Les plus beaux plans de la Cordillère des songes de Patricio Guzman ne sont pas ceux qui ouvrent le film, panoramiques de la chaîne de montagne chilienne filmés d'avion et montés au son d'une musique grandiloquente. Non, juste après, un plan fixe tourné dans le métro de Santiago reproduit la même Cordillère, peinte sur une large fresque, qui orne un quai et devant laquelle les wagons dégorgent des passagers qui ne lui jettent pas même un coup d'œil. Les montagnes sont là et pas là, plus évocatrices en reproduction qu'en vrai, indépassables et muettes.
C'est le genre d'idée de cinéma qu'on aurait espéré retrouver au long du documentaire, où à sa manière récente, le Chilien, exilé en France depuis le coup d'Etat de Pinochet mais indéfectible chroniqueur des destinées de son pays (la Bataille du Chili, le Cas Pinochet…) a cherché à lier observation géographique et histoire nationale.
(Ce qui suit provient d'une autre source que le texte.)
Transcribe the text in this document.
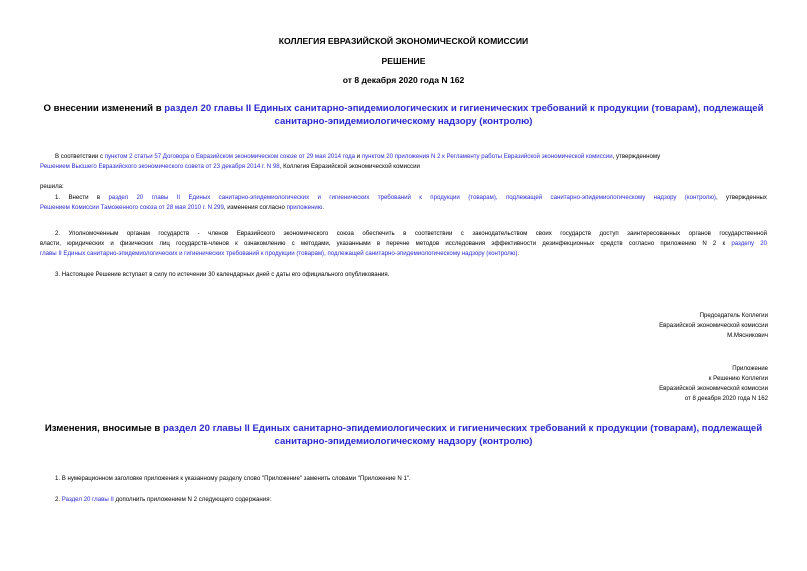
КОЛЛЕГИЯ ЕВРАЗИЙСКОЙ ЭКОНОМИЧЕСКОЙ КОМИССИИ
РЕШЕНИЕ
от 8 декабря 2020 года N 162
О внесении изменений в раздел 20 главы II Единых санитарно-эпидемиологических и гигиенических требований к продукции (товарам), подлежащей санитарно-эпидемиологическому надзору (контролю)
В соответствии с пунктом 2 статьи 57 Договора о Евразийском экономическом союзе от 29 мая 2014 года и пунктом 20 приложения N 2 к Регламенту работы Евразийской экономической комиссии, утвержденному
Решением Высшего Евразийского экономического совета от 23 декабря 2014 г. N 98, Коллегия Евразийской экономической комиссии
решила:
1. Внести в раздел 20 главы II Единых санитарно-эпидемиологических и гигиенических требований к продукции (товарам), подлежащей санитарно-эпидемиологическому надзору (контролю), утвержденных
Решением Комиссии Таможенного союза от 28 мая 2010 г. N 299, изменения согласно приложению.
2. Уполномоченным органам государств - членов Евразийского экономического союза обеспечить в соответствии с законодательством своих государств доступ заинтересованных органов государственной
власти, юридических и физических лиц государств-членов к ознакомлению с методами, указанными в перечне методов исследования эффективности дезинфекционных средств согласно приложению N 2 к разделу 20
главы II Единых санитарно-эпидемиологических и гигиенических требований к продукции (товарам), подлежащей санитарно-эпидемиологическому надзору (контролю).
3. Настоящее Решение вступает в силу по истечении 30 календарных дней с даты его официального опубликования.
Председатель Коллегии
Евразийской экономической комиссии
М.Мясникович
Приложение
к Решению Коллегии
Евразийской экономической комиссии
от 8 декабря 2020 года N 162
Изменения, вносимые в раздел 20 главы II Единых санитарно-эпидемиологических и гигиенических требований к продукции (товарам), подлежащей санитарно-эпидемиологическому надзору (контролю)
1. В нумерационном заголовке приложения к указанному разделу слово "Приложение" заменить словами "Приложение N 1".
2. Раздел 20 главы II дополнить приложением N 2 следующего содержания:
Hélas, la métaphore n'opère pas, car on peine à voir ce qui unit les réflexions qu'inspirent au cinéaste et à diverses autres personnalités ces reliefs, et la part la plus intéressante du film, à savoir le long et passionnant hommage rendu au travail de Pablo Salas.
Documentariste qui a fait le choix de ne pas quitter le Chili en 1973, Salas n'a jamais cessé de tourner ni de documenter les violences policières et manifestations citoyennes - Guzman interrogeant en creux ce qu'aurait pu être sa destinée à lui, s'il était resté. La Cordillère des songes fait une large place aux archives de Salas (mais ne peuvent les épuiser, il y en a pour des milliers d'heures), et l'une des choses les plus sidérantes à observer, aujourd'hui, est peut-être la liberté totale avec laquelle il semble avoir filmé. Pourtant, sous l'une des pires dictatures que l'Amérique du Sud ait connu, il ne se trouve pas un flic pour reproduire ce geste ultra-contemporain, et désormais trop commun, de masquer l'objectif.